Ernst sat forward in his chair and shook his head in warning. He didn’t like it when his wife took on a male vampire—even though she was stronger than most. Verin waved off his concern.
Gallowglass chuckled, and Ernst decided that this unfamiliar vampire might be all right. “There’s my scary Auntie Verin. It’s good to hear your voice after all these years. And don’t pretend you’re any more surprised to see that story than I was to get your call.”

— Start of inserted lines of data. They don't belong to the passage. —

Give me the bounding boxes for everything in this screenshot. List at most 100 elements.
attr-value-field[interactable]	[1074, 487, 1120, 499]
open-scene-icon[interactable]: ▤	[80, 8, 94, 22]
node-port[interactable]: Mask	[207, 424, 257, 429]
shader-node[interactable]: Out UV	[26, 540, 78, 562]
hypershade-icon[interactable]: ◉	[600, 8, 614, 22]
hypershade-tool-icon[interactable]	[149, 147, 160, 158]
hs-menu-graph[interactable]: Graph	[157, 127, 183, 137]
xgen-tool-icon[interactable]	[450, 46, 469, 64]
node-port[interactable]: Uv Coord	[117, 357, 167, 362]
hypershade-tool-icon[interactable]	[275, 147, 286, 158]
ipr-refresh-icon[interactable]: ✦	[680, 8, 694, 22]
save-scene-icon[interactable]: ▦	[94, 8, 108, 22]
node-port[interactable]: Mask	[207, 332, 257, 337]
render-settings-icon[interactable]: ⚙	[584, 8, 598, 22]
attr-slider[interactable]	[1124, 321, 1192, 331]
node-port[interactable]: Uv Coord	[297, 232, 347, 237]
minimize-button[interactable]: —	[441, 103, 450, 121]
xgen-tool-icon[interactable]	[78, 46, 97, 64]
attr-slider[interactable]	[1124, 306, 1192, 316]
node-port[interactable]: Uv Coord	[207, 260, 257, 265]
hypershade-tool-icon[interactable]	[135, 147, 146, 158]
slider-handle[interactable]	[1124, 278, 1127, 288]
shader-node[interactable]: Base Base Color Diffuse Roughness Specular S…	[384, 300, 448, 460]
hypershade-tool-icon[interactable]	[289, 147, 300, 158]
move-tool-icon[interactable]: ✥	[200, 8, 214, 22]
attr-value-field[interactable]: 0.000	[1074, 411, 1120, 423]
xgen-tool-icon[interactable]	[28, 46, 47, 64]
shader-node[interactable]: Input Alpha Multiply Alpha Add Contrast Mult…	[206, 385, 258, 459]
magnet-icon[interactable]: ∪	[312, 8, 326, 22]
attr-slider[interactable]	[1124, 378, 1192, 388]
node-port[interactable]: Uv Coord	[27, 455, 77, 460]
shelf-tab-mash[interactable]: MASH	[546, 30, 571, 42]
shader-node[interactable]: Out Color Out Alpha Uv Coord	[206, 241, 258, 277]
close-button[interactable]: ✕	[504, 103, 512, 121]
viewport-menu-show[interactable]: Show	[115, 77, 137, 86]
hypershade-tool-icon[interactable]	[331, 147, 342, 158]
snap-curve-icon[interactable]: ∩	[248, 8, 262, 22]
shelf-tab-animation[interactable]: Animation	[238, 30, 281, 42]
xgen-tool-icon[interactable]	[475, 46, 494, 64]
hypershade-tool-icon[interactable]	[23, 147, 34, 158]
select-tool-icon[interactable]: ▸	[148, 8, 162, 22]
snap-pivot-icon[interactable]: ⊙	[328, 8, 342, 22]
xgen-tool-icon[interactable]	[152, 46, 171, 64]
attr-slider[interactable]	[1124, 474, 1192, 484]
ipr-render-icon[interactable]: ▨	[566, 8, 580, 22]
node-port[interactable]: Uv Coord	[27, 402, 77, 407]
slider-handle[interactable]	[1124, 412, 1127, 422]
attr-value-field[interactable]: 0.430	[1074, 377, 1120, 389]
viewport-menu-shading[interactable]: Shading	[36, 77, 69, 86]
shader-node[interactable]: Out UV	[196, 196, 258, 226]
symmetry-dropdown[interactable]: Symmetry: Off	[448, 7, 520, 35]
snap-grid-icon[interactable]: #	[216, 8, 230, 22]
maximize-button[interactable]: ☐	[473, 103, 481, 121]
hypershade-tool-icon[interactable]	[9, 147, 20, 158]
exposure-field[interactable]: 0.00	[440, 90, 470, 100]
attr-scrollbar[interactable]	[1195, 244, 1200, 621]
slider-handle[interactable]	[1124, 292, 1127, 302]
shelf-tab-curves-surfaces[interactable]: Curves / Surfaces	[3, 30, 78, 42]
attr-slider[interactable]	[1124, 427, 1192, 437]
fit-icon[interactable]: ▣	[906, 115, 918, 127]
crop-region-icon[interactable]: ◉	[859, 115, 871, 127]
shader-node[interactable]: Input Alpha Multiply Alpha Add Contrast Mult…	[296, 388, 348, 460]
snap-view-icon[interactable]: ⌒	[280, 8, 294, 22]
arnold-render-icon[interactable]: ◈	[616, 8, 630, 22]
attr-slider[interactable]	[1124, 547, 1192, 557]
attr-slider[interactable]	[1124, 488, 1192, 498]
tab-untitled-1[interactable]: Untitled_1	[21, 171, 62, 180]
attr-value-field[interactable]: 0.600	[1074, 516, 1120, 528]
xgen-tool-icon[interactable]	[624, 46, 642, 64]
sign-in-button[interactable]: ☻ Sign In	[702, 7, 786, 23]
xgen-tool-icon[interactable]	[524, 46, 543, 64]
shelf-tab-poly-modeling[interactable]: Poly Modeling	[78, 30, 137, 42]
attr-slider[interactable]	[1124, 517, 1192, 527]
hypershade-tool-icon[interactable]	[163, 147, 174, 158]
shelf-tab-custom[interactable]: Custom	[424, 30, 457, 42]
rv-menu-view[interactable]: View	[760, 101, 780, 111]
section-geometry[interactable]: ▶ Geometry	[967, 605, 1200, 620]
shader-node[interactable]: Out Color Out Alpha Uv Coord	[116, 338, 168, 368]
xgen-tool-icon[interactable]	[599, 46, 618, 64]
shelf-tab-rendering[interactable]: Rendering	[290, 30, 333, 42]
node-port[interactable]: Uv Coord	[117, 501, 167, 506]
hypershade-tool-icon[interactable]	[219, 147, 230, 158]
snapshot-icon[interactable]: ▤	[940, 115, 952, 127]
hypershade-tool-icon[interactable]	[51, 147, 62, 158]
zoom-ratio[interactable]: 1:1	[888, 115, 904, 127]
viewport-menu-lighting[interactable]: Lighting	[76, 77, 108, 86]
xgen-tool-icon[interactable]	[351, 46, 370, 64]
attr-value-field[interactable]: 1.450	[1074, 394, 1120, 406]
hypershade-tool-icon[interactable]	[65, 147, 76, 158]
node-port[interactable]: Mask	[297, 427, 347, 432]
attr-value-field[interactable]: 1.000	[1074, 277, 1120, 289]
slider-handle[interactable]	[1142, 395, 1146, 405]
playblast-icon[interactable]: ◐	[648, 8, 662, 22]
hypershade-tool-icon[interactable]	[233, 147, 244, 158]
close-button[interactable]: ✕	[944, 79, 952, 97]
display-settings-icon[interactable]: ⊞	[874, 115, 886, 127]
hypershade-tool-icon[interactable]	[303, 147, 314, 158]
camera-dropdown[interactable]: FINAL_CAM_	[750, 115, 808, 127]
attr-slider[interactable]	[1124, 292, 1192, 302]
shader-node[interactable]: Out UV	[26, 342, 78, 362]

“Part of me hoped he was raving,” Verin confessed, remembering the night when she and Gallowglass had sat by Philippe’s bed and listened to his ramblings.
“Did you imagine it was contagious and that I was raving, too?” Gallowglass snorted. He sounded very much like Philippe these days, Verin noticed.
“I hoped that was the case, as a matter of fact.” It had been easier to believe than the alternative: that her father’s impossible tale of a timespinning witch was true.
“Will you be keeping your promise anyway?” Gallowglass said softly.
Verin hesitated. It was only a moment, but Ernst saw it. Verin always kept her promises. When he’d been a terrified, cowering boy, Verin had promised him that he would grow to be a man. Ernst had clung to that assurance when he was six, just as he clung to the promises Verin had made since.
“You haven’t seen Matthew with her. Once you do—”
“I’ll think my stepbrother is even more of a problem? Not possible.”
“Give her a chance, Verin. She’s Philippe’s daughter, too. And he had excellent taste in women.”
“The witch isn’t his real daughter,” Verin said quickly.
On a road somewhere near Warrnambool, Gallowglass pressed his lips together and refused to reply. Verin might know more about Diana and Matthew than anyone else in the family, but she didn’t know as much as he did. There would be endless opportunities to discuss vampires and children once the couple was back. There was no need to argue about it now.
“Besides, Matthew isn’t here,” Verin said, looking at the paper. “I called the number. Someone else answered, and it wasn’t Baldwin.” That’s why she had disconnected so quickly. If Matthew wasn’t leading the brotherhood, the telephone number should have been passed on to Philippe’s only surviving full-blooded son. “The number” had been generated in the earliest years of the telephone. Philippe had picked it: 917, for Ysabeau’s birthday in September. With each new technology and every successive change in the national and international telephone system, the number referred seamlessly on to another, more modern iteration.
“You reached Marcus.” Gallowglass had called the number, too.